La psicoterapia cognitivo-comportamentale

Pubblicato il 8 febbraio 2009

La psicoterapia cognitivo –comportamentale è ad oggi una tra le psicoterapie più diffuse nella pratica clinica. È la combinazione della terapia comportamentale e della terapia cognitiva.

La terapia comportamentale nasce in America nella prima metà del ventesimo secolo e prende inizio dai primi studi sperimentali di I.P. Pavlov sui riflessi condizionati e dagli studi sul condizionamento operante di B.Skinner. Secondo tale approccio, l’ambiente offre ricompense e punizioni che modellano e mantengono il comportamento. I sintomi sarebbero quindi risposte condizionali disadattive.

La psicoterapia cognitiva ha origine negli anni sessanta dagli studi sperimentali sui processi di pensiero attraverso la simulazione al computer, studi che hanno permesso di elaborare le prime teorie in grado di spiegare come avvengano i processi mentali. In questa ottica, l’uomo elabora informazioni e crea teorie che guidano la sua azione nel mondo. Le manifestazioni psicopatologiche sarebbero il risultato di errori sistematici e di una percezione e interpretazione degli eventi distorta e travisata.

Fedeli alla prospettiva che le reazioni delle persone sono determinate dalle loro cognizioni rappresentative di se stessi e del mondo, piuttosto che da ciò che accade concretamente le strategie cognitivo-comportamentali trattano quindi sia i processi di pensiero che i comportamenti. La loro cornice di riferimento è psico-educativa. Per riuscire a correggere i comportamenti disfunzionali del paziente è necessario intervenire sulle elaborazioni cognitive che ne stanno alla base, esaminare le aspettative individuali circa le conseguenze delle proprie azioni, modificare l’ambiente in cui vive il soggetto ed aiutarlo ad acquisire quelle abilità cognitivo-comportamentali (coping skill) che gli permettano di realizzare uno stile di vita adattivo. Per fare questo i terapeuti cognitivo-comportamentali adottano tecniche standardizzate frutto della sperimentazione in laboratorio, la cui validità è comprovata da rigorosi studi scientifici. Tali tecniche aiutano il paziente ad esaminare con più efficacia la realtà attraverso una continua valutazione delle conclusioni personali e attraverso un graduale addestramento e una progressione di prescrizioni comportamentali permette allo stesso paziente di acquisire nuove abilità per poter affrontare in modo più funzionale le situazioni vissute precedentemente come difficili.

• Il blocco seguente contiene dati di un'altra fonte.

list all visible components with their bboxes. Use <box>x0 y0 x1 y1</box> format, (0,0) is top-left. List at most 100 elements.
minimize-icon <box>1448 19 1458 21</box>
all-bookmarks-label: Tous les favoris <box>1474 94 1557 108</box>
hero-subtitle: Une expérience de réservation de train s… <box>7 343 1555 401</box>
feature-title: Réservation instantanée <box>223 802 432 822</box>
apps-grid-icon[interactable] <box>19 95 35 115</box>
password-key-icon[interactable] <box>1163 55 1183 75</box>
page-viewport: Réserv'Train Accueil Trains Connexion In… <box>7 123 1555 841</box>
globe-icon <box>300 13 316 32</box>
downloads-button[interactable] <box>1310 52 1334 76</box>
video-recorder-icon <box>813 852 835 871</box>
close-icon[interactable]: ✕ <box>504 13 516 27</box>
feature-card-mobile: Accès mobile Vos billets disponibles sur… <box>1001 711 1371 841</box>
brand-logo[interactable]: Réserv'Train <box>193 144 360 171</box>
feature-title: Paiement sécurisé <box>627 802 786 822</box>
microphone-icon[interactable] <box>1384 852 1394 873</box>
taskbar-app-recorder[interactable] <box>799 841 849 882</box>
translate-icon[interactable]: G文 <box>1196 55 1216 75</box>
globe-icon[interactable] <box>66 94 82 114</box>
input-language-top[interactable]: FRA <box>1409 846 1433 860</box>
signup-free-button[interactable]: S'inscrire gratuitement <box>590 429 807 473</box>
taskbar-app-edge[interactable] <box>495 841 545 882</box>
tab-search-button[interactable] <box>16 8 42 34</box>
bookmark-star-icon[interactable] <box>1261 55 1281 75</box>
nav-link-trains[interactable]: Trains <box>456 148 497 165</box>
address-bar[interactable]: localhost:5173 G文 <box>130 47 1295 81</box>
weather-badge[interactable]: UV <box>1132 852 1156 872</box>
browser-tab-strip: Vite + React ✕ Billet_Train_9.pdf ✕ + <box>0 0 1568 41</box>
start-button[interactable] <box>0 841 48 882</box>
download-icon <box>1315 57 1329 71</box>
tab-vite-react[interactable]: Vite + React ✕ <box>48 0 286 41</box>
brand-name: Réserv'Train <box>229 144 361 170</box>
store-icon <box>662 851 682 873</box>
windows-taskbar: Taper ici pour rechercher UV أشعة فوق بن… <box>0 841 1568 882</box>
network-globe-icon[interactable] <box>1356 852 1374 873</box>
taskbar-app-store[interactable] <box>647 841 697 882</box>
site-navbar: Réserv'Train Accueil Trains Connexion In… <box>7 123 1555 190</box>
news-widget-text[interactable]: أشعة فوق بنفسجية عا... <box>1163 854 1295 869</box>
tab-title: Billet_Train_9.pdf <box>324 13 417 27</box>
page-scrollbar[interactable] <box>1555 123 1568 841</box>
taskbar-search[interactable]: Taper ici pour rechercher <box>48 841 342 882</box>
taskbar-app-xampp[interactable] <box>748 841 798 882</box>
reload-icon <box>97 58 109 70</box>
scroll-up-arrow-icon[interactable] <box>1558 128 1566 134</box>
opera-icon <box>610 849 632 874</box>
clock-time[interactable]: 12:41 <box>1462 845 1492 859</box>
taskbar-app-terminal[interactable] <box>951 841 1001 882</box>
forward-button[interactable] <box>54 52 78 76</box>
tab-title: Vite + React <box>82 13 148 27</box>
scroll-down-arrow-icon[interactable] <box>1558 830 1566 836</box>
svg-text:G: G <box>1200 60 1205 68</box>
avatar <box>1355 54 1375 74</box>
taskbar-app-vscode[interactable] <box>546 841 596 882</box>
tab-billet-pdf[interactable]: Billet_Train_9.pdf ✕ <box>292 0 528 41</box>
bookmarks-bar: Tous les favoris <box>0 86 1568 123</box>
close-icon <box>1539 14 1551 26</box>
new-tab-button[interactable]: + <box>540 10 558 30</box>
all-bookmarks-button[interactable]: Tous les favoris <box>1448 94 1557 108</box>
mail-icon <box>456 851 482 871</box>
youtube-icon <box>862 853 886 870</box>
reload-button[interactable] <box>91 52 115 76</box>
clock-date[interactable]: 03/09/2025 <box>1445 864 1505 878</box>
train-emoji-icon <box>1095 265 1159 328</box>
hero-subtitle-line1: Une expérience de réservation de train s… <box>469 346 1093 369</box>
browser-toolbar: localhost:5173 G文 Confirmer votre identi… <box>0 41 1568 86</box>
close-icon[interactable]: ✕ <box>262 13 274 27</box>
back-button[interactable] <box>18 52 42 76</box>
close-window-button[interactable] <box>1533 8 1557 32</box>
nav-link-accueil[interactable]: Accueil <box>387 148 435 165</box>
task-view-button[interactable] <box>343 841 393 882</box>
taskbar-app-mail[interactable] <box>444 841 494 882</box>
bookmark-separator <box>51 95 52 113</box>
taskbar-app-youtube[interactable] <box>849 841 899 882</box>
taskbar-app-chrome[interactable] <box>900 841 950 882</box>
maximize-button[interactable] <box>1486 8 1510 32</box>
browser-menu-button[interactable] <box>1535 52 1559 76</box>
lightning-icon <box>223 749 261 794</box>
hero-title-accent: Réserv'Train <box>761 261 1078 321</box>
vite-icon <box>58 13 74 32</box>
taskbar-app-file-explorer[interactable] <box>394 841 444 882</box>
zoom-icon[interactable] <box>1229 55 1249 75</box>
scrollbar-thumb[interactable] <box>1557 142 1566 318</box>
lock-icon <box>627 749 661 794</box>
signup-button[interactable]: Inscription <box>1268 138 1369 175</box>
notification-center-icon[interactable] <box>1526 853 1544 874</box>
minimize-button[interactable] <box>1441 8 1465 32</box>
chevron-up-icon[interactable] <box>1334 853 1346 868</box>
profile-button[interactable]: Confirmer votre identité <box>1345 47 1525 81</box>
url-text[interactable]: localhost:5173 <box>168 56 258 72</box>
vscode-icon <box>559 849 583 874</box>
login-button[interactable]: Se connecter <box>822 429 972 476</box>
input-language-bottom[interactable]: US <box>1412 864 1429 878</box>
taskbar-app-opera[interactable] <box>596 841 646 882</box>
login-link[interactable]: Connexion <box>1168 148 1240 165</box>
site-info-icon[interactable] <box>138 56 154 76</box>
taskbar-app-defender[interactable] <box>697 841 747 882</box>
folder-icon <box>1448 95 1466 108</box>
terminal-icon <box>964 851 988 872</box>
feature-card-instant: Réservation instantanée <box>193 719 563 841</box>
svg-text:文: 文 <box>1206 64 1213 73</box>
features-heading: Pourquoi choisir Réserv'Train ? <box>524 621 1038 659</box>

L’approccio cognitivo-comportamentale ha precise caratteristiche distintive. Enfasi sull’empirismo, sulla misurabilità, sull’oggettività e valutazione empirica. Enfasi sul presente, quindi sul funzionamento attuale della persona e orientamento all’azione (come piuttosto che perché). Lo psicoterapeuta cognitivo-comportamentale rende attivo il paziente nella definizione degli obiettivi da raggiungere con la terapia delineando la strategia più consona alle esigenze evidenziate e stabilendo scadenze per la valutazione degli effetti del trattamento. La durata della terapia è limitata nel tempo: da un minimo di due mesi a un massimo di ventiquattro.

L’approccio cognitivo-comportamentale risulta efficace per una larga varietà di problemi di tipo clinico ed è indicata nella cura dei disturbi d’ansia e dei disturbi depressivi.

Bibliografia:

  • E.Giusti, C. Montanari, A. Iannazzo, Psicoterapie integrate: piani di trattamento per psicoterapeuti. Masson, Milano, 2000
  • Davison. G. C., Neale. J. M., Psicologia clinica. Znichelli, Bologna, 1994
  • Sanavio. E., Cenni di psicologia cognitiva e comportamentale (Santonastaso. P., a cura di), Masson, Milano 1994.